Ahmet Emin Seyhan

Ahmet Emin Seyhan

Töre ve Namus Cinayetlerinin Perde Arkası

A+A-

Töre ve namus cinayeti ne demektir? Bu cinayetlerin arkasında yatan sebepler nelerdir? Toplumun bu cinayetlere bakışı nasıldır? Töre ve namus kavramları nasıl istismar edilmektedir? Töre ve namus cinayetlerini işleyenler akıllarından ziyade duygularıyla mı karar vermektedir? Namus ve töre cinayetleri işlenirken İslam’ın emir ve nehiyleri göz ardı mı edilmektedir? Töre ve namus cinayetlerinde Kur’an ayetlerinden habersiz olmanın rolü var mıdır? Bu ayetlerin göz ardı edilmesi “yanlış bir din algısının” oluşumuna neden olmuş mudur? Hz. Peygamber’in bu konudaki uygulamaları doğru ve yeterli anlaşılmış ve aktarılmış mıdır? Bu ve benzeri sorulara cevap aramaya çalışmak, âlimlerin boynunun borcudur ve cinayetlerin halen devam ettiği günümüzde çözüm üretmek kaçınılmazdır.

Öncelikle şunu ifade edelim ki, günümüzde işlenen töre ve namus cinayetlerini İslam’ın ortaya koyduğu evrensel ilkelerle bağdaştırmak hiçbir şekilde mümkün değildir. Zira bir insanın bir başka insanın canına haksız/yetkisiz şekilde kıyması Kur’an’a göre en büyük günahtır. (Maide, 5/32; isra, 17/33)

Bu itibarla, töre ve namus cinayetlerinin İslam ile hiçbir alakası yoktur. Aksine bu kimseler, din zannettikleri “yanlış gelenek ve göreneklerin” ve “hatalı din yorumlarının” etkisiyle bu cinayetleri işlemektedir. Bu bakımdan söz konusu katiller doğru olmayan bir din ve namus tasavvuruna sahiptir. Dolayısıyla töre ve namus cinayetlerinin esas sebebi “dinin ortaya koyduğu emirler” değil tam tersine “yanlış geleneklerdir”; İslam’ın ilke, amaç, gaye ve maksadından uzaklaşmaktır; bilerek/isteyerek bunlardan habersiz kalmayı seçmektir. Nitekim ayetlere yakından bakıldığında bu yanlışlığı görmek mümkündür.

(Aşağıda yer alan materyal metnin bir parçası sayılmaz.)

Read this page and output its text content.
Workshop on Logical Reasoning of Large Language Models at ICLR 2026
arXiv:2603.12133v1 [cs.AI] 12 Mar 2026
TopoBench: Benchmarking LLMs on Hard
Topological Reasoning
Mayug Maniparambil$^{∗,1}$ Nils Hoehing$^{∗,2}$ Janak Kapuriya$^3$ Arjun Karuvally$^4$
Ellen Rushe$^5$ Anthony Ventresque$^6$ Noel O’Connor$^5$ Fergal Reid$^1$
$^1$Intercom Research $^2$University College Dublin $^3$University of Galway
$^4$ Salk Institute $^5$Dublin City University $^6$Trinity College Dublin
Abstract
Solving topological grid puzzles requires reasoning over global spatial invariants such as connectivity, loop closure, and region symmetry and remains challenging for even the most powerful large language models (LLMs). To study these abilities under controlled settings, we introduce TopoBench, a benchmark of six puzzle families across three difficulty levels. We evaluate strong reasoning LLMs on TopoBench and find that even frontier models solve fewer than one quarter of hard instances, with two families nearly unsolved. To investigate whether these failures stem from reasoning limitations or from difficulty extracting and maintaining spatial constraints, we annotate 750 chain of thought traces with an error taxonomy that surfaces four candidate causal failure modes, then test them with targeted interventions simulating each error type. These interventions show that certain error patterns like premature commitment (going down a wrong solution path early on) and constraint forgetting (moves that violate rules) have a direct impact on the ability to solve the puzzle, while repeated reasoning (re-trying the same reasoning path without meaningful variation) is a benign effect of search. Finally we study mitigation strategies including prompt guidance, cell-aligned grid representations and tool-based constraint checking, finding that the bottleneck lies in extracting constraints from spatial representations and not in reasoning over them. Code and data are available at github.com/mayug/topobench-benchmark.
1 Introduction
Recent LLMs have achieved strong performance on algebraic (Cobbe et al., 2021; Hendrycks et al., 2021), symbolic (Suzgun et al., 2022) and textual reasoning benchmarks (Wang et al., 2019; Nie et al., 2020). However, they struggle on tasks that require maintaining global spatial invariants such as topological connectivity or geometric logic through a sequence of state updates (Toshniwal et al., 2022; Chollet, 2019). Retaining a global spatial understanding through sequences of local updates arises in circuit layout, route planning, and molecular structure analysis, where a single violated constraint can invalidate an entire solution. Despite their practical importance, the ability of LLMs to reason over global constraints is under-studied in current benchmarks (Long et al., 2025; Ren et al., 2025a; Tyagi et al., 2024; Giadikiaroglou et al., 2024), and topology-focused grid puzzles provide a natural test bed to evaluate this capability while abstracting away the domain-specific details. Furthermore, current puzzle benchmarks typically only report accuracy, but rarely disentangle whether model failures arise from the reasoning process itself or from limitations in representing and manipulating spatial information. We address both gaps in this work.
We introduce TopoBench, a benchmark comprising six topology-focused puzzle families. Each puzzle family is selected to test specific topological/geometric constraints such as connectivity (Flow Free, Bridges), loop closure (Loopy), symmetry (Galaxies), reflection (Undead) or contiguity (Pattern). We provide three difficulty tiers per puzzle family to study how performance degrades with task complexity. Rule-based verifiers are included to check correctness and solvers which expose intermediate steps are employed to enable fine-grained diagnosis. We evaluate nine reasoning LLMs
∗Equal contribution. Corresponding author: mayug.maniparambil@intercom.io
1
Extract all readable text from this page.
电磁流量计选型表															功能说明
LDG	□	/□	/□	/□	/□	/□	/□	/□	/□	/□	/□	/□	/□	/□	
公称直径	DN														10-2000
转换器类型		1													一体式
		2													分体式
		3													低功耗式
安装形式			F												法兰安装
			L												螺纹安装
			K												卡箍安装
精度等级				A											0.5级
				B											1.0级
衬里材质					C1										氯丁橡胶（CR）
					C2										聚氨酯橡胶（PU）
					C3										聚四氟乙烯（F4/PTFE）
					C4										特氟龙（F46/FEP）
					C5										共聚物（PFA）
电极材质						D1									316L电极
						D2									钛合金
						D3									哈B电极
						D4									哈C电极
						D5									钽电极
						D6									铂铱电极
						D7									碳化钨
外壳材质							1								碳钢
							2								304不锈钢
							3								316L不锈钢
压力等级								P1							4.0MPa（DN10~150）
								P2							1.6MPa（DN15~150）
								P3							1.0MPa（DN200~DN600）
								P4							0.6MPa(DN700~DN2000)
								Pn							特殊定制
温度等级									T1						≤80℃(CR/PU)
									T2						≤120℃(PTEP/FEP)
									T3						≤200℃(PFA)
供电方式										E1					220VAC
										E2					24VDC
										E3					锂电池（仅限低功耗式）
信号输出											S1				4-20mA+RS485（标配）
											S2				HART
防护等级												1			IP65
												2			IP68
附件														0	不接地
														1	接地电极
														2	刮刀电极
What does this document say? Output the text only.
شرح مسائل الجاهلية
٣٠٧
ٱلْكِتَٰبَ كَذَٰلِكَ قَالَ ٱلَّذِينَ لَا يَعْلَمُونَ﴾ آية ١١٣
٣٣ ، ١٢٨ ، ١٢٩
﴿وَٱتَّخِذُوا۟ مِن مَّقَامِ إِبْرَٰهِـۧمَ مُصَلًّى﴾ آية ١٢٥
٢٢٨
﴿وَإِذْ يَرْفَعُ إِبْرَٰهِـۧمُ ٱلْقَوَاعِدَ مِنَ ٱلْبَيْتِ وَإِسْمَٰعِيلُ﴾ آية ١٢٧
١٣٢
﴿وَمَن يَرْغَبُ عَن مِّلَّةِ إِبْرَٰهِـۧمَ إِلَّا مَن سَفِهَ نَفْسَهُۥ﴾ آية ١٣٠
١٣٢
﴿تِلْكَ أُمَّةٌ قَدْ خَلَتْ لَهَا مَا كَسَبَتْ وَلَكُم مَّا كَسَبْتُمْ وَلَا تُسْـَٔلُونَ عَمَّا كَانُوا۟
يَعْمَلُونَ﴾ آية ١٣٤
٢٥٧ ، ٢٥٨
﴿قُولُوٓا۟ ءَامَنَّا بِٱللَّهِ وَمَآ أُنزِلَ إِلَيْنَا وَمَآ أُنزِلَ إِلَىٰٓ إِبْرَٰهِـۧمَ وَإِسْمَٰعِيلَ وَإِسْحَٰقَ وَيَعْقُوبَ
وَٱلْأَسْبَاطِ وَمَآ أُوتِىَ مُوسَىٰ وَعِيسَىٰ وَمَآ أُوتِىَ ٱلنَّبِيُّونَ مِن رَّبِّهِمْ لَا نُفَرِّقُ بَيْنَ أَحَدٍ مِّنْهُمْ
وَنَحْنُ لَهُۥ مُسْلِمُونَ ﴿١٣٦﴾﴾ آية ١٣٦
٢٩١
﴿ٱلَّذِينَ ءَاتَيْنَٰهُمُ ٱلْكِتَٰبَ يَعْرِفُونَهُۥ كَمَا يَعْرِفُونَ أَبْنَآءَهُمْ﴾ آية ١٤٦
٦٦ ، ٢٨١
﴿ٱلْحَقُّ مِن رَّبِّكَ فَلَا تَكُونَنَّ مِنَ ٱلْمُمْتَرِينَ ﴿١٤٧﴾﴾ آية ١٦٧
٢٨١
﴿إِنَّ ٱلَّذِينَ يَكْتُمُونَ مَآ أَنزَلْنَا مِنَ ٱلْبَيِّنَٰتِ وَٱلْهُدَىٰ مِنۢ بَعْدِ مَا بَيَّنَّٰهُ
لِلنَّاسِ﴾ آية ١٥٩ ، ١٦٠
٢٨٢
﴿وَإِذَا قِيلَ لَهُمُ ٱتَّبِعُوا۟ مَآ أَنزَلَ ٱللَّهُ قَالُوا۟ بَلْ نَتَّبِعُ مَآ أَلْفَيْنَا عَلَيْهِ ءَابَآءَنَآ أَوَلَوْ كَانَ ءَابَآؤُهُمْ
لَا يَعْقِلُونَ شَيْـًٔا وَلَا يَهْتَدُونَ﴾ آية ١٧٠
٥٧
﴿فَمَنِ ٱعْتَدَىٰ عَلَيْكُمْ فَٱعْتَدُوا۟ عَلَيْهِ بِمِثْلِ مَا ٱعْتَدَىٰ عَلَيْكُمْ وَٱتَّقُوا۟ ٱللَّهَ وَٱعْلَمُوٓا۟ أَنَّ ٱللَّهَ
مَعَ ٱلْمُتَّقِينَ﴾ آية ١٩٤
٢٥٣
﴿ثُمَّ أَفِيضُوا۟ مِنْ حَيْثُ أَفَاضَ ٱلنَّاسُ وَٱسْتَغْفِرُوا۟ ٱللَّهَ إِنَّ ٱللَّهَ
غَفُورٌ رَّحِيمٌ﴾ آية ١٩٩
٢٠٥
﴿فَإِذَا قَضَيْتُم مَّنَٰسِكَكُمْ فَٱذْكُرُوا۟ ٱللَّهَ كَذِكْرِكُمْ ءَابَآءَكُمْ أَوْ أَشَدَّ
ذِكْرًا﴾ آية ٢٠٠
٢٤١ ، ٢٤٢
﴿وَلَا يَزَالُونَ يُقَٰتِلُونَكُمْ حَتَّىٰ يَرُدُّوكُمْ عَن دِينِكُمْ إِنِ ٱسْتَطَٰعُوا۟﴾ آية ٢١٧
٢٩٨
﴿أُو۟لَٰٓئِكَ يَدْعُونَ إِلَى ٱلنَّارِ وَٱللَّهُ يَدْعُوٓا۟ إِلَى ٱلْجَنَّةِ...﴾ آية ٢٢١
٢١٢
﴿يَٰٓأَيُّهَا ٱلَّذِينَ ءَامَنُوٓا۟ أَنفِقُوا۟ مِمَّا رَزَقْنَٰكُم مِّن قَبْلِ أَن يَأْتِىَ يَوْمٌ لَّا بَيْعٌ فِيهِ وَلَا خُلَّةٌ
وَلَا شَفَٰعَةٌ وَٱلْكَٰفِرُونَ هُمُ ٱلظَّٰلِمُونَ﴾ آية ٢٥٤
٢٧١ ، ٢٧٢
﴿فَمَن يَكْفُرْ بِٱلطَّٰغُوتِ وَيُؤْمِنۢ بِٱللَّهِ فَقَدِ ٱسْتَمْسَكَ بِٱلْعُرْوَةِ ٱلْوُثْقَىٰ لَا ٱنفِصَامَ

Şurası bilinmelidir ki, toplumsal baskıların etkisinde kalarak töre ve namus cinayeti işleyenler, Mekke’de İslam öncesi diri diri kız çocuklarını toprağa gömen Cahiliyye insanının (vahiyden uzak yaşam tarzına sahip, dinî öğretilere karşı kapalı, kavrayışsız, mizaç olarak esneklikten yoksun, kaba/sert din anlayışıyla hareket edenlerin) yaptığının aynısını yapmaktadır. Töre ve namus cinayeti işleyenlerin düşünceleri ile Cahiliyye döneminde kız çocuklarını diri diri toprağa gömenlerin düşünceleri/zihniyetleri aynıdır ve tıpa tıp örtüşmektedir. Zira her iki kesim de “derin toplumsal baskılara” dayanamayarak, aklı devre dışı bırakarak, duygularının tesiriyle bu vahşi cinayetleri hunharca işlemişlerdir. Bu itibarla toplumsal baskının ve kötü geleneğin tesirinde kalarak kadın/kız cinayeti işleyenler Cahiliye zihniyetindeki kimselerdir ve bunların ahirette kendilerini savunmaları imkânsızdır.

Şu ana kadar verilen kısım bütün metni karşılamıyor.